The work, which has yet to be peer reviewed, builds on previous research at ORNL to develop drugs for an emerging type of cancer treatment known as targeted alpha therapy. This treatment uses alpha emitters such as radium to kill tumour cells, and the team aims to design new chelating molecules for radium so it can be delivered directly to tumour sites. Yet little is known about the fundamental structure and bonding interactions of radium compounds – even 125 years after its discovery – because it is only available in small amounts and it is highly radioactive.

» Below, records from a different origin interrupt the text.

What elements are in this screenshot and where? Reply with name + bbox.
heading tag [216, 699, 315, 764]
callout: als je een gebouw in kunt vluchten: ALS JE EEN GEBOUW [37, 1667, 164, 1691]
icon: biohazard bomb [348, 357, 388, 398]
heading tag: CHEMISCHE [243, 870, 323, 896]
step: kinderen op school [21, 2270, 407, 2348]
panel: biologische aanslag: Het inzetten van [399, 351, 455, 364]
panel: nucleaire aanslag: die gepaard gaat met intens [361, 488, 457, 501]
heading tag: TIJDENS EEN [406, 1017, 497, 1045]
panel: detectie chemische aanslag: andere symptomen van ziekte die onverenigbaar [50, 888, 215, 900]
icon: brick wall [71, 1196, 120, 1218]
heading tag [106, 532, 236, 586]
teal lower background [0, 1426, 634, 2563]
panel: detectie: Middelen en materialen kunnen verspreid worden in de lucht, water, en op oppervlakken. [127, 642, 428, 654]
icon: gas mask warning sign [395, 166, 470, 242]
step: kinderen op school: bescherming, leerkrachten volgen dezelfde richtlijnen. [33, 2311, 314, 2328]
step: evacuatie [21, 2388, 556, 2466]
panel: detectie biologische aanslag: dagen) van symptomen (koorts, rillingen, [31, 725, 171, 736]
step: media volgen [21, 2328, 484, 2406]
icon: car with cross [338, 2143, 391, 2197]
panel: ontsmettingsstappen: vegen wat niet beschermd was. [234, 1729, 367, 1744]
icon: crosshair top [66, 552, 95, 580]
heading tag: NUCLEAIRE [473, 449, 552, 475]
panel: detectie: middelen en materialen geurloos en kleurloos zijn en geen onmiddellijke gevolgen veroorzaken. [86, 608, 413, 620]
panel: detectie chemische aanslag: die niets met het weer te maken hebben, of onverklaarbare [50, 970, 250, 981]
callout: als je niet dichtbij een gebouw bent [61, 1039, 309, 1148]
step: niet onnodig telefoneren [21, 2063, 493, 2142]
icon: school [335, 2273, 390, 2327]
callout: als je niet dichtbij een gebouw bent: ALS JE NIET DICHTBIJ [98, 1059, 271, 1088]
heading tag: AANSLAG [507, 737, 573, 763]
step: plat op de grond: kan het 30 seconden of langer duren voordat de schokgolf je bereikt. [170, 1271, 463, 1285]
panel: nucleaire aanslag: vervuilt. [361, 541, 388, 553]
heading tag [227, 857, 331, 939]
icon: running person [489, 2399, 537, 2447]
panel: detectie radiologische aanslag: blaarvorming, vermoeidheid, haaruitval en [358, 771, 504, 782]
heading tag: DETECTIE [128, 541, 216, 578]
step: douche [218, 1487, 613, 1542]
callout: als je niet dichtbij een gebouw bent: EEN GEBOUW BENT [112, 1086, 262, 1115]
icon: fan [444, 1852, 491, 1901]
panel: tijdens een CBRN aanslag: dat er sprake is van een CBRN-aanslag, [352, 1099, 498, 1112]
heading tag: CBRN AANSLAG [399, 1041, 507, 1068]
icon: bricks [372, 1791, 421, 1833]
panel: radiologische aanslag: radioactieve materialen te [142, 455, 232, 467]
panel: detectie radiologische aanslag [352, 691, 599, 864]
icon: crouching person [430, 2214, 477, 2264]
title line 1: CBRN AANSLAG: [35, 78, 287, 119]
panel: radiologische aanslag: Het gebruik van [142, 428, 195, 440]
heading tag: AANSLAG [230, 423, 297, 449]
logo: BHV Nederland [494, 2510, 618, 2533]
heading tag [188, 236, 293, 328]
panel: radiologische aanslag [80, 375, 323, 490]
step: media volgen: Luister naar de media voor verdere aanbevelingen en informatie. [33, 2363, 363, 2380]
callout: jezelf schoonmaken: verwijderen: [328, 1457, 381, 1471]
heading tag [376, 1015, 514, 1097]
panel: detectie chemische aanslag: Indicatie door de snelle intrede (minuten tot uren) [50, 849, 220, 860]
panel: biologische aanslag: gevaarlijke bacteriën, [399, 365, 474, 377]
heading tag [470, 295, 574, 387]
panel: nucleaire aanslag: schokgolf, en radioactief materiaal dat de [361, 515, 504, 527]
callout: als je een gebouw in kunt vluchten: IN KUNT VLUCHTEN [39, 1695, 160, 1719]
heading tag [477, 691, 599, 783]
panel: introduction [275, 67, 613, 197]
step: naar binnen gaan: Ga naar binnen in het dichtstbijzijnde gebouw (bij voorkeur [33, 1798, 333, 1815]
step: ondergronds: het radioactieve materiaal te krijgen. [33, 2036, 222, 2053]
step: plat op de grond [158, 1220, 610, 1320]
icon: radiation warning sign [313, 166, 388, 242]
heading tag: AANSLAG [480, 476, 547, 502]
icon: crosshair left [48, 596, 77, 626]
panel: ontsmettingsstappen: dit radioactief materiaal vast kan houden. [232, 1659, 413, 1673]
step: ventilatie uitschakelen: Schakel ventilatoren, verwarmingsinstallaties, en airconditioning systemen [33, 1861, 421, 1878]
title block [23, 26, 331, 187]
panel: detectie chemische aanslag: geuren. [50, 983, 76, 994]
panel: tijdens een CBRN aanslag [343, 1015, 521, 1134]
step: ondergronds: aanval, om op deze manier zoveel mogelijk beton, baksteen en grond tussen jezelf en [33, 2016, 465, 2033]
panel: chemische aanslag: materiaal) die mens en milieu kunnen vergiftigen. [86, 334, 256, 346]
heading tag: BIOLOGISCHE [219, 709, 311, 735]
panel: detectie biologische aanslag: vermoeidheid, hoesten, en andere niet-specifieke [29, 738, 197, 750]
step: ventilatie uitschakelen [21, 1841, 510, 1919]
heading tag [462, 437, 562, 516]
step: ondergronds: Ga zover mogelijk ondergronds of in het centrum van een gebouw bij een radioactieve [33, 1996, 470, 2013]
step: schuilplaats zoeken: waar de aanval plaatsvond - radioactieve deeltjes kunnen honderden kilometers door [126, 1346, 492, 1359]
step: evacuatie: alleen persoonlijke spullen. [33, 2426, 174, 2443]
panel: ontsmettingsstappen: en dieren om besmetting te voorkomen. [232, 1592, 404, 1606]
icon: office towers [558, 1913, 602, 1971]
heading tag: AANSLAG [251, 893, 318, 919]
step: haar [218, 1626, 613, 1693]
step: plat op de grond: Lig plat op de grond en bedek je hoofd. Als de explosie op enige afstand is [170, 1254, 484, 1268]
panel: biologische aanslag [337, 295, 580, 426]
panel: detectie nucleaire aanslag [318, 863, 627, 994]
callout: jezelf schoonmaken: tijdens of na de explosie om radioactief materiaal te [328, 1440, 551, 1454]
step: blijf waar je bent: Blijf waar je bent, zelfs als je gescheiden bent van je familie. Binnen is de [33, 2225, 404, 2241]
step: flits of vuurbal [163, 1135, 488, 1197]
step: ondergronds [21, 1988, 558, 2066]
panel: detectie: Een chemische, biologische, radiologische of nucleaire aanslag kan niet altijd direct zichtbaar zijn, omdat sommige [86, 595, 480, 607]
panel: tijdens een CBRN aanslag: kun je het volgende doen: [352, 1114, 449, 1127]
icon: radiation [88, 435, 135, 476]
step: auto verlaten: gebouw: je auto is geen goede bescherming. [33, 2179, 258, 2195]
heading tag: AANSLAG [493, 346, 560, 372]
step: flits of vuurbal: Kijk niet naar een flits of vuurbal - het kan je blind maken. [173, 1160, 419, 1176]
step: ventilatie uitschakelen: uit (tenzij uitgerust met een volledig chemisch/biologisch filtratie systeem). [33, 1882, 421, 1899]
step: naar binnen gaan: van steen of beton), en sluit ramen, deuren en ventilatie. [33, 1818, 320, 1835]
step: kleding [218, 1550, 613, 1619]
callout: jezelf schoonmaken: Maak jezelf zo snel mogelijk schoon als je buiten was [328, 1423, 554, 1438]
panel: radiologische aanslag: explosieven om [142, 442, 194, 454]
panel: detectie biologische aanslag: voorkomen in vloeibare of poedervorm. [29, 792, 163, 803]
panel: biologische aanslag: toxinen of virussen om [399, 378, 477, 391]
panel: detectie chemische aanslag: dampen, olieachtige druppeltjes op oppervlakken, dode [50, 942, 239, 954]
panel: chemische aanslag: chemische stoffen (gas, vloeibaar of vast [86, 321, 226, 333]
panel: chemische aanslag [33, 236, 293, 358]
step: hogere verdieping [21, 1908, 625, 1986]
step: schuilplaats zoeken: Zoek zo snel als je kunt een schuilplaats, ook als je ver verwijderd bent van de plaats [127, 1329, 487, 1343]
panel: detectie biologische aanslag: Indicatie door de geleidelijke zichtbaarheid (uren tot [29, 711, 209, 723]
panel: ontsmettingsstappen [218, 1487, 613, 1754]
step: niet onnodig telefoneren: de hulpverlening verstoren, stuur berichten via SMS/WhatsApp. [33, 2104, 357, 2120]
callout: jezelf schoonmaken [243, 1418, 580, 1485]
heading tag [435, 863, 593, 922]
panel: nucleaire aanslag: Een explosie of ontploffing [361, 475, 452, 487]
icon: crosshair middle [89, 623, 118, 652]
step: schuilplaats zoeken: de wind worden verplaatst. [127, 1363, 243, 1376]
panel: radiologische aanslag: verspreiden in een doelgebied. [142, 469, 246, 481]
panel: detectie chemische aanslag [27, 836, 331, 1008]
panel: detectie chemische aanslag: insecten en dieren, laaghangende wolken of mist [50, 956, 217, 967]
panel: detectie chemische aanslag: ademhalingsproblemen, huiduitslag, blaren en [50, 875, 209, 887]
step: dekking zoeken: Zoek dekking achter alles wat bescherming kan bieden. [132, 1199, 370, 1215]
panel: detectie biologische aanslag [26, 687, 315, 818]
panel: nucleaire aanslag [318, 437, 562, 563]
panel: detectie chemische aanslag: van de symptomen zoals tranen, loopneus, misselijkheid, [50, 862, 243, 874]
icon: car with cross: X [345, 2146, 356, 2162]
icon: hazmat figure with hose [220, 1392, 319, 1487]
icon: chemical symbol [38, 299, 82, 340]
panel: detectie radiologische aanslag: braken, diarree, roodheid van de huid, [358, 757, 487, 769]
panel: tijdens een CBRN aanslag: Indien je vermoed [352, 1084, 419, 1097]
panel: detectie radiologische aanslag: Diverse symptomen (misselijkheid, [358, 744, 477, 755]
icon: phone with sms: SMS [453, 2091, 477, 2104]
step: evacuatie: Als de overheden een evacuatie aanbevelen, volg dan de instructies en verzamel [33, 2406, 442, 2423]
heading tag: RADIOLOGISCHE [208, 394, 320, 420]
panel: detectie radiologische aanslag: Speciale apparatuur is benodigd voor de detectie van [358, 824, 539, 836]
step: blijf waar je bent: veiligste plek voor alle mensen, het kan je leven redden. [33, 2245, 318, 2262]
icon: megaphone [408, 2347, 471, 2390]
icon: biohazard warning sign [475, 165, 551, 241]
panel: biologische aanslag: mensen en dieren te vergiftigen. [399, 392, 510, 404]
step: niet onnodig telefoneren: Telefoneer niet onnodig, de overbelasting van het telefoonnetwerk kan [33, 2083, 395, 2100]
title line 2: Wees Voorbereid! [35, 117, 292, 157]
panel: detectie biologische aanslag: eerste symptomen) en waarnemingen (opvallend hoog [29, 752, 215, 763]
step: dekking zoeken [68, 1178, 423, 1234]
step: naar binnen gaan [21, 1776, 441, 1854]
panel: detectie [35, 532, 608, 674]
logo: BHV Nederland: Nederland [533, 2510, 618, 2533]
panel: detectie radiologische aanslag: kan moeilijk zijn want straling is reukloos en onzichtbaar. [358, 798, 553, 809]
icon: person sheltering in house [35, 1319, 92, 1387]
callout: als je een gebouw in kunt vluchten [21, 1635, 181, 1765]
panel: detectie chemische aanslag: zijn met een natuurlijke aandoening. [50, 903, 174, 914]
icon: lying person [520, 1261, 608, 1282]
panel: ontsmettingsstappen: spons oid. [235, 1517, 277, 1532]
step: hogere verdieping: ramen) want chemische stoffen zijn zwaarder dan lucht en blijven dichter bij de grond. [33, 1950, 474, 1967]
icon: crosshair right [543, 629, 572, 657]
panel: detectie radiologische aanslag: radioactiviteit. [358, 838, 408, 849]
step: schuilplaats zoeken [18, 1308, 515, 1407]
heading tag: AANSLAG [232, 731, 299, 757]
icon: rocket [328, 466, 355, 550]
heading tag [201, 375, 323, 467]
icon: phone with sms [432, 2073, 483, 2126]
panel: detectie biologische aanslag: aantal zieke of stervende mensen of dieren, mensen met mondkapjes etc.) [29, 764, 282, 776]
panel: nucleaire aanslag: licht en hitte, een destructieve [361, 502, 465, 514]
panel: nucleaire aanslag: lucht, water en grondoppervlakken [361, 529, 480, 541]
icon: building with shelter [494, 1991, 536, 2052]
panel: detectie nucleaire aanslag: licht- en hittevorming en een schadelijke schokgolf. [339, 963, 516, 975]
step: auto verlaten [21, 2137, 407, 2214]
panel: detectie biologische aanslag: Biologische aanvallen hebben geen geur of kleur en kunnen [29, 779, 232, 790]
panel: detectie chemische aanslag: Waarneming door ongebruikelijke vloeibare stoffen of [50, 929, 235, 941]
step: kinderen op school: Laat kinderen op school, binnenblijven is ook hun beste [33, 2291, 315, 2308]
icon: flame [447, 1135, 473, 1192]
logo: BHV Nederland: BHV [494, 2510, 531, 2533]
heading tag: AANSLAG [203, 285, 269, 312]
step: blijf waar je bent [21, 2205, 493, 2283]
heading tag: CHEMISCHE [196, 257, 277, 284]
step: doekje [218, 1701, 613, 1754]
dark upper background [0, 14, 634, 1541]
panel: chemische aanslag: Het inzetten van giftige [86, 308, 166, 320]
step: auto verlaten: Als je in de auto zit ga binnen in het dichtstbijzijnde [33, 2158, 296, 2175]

A golden-coloured substance

Source: F White/ORNL

The crystals turn yellow as they are degraded by radiation

‘When we look at other elements, there are tens, hundreds, and even thousands of crystal structures of complexes that have been reported to date, but with radium there was none for all of these years because radium is challenging to work with,’ medicinal chemist Nikki Thiele, who co-authored the research, tells Chemistry World. ORNL staff scientist Frankie White, who also co-authored the preprint, adds that radium’s size makes it difficult to bind to organic molecules.

The team had to develop a nanogram-scale synthesis and crystallisation process for its radium complex, which it first optimised by using barium – radium’s nearest group 2 neighbour – as a stand-in for radium. ‘We took a crown ether, a molecular compound that contains oxygen atoms, and coordinated that to the radium ion,’ White explains. Then it was a race against time to crystallise the complex and perform the x-ray diffraction before the sample was destroyed by its own radiation – the first crystals formed after 21 hours already showed signs of degradation.

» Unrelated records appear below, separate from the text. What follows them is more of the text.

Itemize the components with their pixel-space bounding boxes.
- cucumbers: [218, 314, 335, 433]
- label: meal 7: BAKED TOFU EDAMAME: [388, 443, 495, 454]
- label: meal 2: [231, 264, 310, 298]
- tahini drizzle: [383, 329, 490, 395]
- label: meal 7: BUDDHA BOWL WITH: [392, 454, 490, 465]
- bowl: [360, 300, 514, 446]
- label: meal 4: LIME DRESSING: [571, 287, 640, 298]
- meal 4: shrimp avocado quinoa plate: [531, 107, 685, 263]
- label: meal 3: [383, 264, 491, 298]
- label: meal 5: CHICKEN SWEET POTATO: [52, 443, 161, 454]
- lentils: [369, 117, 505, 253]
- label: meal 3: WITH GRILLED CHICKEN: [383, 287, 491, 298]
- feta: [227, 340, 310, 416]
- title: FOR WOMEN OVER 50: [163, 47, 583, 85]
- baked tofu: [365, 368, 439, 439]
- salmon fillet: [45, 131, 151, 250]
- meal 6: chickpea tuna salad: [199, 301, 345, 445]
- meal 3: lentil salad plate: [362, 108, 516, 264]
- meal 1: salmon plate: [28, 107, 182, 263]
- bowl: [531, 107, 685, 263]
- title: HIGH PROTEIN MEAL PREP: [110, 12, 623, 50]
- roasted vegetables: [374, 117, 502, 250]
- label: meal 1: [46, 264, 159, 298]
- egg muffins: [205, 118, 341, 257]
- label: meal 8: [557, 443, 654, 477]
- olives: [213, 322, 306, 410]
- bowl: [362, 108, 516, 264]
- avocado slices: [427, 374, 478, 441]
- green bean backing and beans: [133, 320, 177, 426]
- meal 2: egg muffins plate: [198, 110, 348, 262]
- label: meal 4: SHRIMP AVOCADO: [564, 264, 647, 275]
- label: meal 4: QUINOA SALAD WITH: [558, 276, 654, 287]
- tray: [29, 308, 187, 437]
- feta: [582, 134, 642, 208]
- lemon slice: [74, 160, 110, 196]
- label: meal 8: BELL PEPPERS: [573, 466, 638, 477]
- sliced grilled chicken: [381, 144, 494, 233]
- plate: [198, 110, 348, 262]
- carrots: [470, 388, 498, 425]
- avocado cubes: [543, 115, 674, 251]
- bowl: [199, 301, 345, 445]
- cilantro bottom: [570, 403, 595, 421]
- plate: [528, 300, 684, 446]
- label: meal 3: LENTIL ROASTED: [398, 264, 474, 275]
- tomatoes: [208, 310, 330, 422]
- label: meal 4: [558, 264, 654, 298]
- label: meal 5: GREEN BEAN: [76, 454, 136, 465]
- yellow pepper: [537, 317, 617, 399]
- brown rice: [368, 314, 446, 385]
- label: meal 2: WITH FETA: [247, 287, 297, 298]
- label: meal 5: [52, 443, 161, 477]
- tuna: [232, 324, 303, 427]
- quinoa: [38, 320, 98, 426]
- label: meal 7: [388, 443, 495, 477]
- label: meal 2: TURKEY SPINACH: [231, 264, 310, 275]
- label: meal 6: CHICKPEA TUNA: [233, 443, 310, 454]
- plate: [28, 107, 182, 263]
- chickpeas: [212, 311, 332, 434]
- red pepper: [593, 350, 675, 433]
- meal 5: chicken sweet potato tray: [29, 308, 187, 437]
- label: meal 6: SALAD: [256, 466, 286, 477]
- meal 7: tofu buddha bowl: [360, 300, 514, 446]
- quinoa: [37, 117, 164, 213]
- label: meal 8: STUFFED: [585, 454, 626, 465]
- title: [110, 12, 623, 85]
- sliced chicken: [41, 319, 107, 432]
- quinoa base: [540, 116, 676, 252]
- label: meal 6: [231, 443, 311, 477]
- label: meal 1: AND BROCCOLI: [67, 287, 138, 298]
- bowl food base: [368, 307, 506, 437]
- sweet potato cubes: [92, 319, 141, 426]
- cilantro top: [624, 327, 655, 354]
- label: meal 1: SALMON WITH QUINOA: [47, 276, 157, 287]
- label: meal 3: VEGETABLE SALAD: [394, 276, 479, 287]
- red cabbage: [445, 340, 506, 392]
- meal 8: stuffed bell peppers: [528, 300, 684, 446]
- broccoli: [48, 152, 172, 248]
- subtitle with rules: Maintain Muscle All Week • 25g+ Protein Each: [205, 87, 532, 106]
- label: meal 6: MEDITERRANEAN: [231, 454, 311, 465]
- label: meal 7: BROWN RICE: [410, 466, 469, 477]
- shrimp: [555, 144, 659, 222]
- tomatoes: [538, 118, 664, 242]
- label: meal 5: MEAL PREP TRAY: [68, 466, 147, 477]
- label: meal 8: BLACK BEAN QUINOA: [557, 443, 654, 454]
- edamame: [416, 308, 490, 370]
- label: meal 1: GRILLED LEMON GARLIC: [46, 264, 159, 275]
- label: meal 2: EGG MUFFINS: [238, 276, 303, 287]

Two complex chemical structures of carbon and oxygen atoms around a single barium and a single radium

Source: © ORNL

The molecular crystal structure of (left) [Ba(DB30C10)][BPh4 ]2∙MeCN (Ba1) and (right) [Ra(DB30C10)(H 2 O)][BPh4]2. Radium coordinates 10 oxygen atoms of the crown ether plus a water molecule, compared to the barium compound’s 10-coordinate structure. 

The study’s results provide an important insight into radium’s chemistry. Up to now, researchers have used barium to make assumptions about radium’s interactions, yet the crystal structure of the equivalent barium–crown ether complex showed significant differences. ‘There’s certainly a small difference in ionic radii between barium and radium, in that radium is just slightly larger than barium, but it’s not clear if that small difference can fully explain the differences that we’re seeing in the solid-state structure here,’ says White. Therefore, using barium as a surrogate for radium means ‘you are essentially designing chelators for barium and not optimising them for radium,’ Thiele warns.

The ORNL team is hopeful that its method will guide the efforts of other researchers in radium chemistry. ‘Currently researchers have to take an outside-in approach for developing chelators for radium,’ White explains. ‘But when we have solid state studies, we can look at precise bonding interactions between radium and those heteroatoms such as oxygen and nitrogen, to really develop an inside-out approach to developing chelators.’

Complex chemistry

Gauthier Deblonde, a radiochemist in the nuclear and chemical sciences division of Lawrence Livermore National Laboratory in California who was not involved in the research, says he is ‘really excited’ about this latest preprint. ‘The new study is a veritable tour de force because the ORNL team managed to crystallise a pure radium compound and determined its single crystal XRD structure,’ he tells Chemistry World.

Justin Wilson, a coordination chemist at Cornell University in New York who works on developing radiopharmaceutical agents, adds that the study’s biggest impact is showing the shortcomings of using barium as a surrogate for radium. ‘A lot of our chemical intuition of radium is basically dictated by the way that barium behaves,’ Wilson says. ‘What’s cool about this study is … that the radium complex attained a substantially different conformation compared to the barium complex.’

The ORNL researchers now hope to fill in more of the gaps in our knowledge of radium. ‘We don’t want to just stop at this one compound,’ White says. ‘This complex is just one example of how radium binds with one specific molecule, and so to further extend that database of radium bonding, we need to synthesise and crystalise more structures.’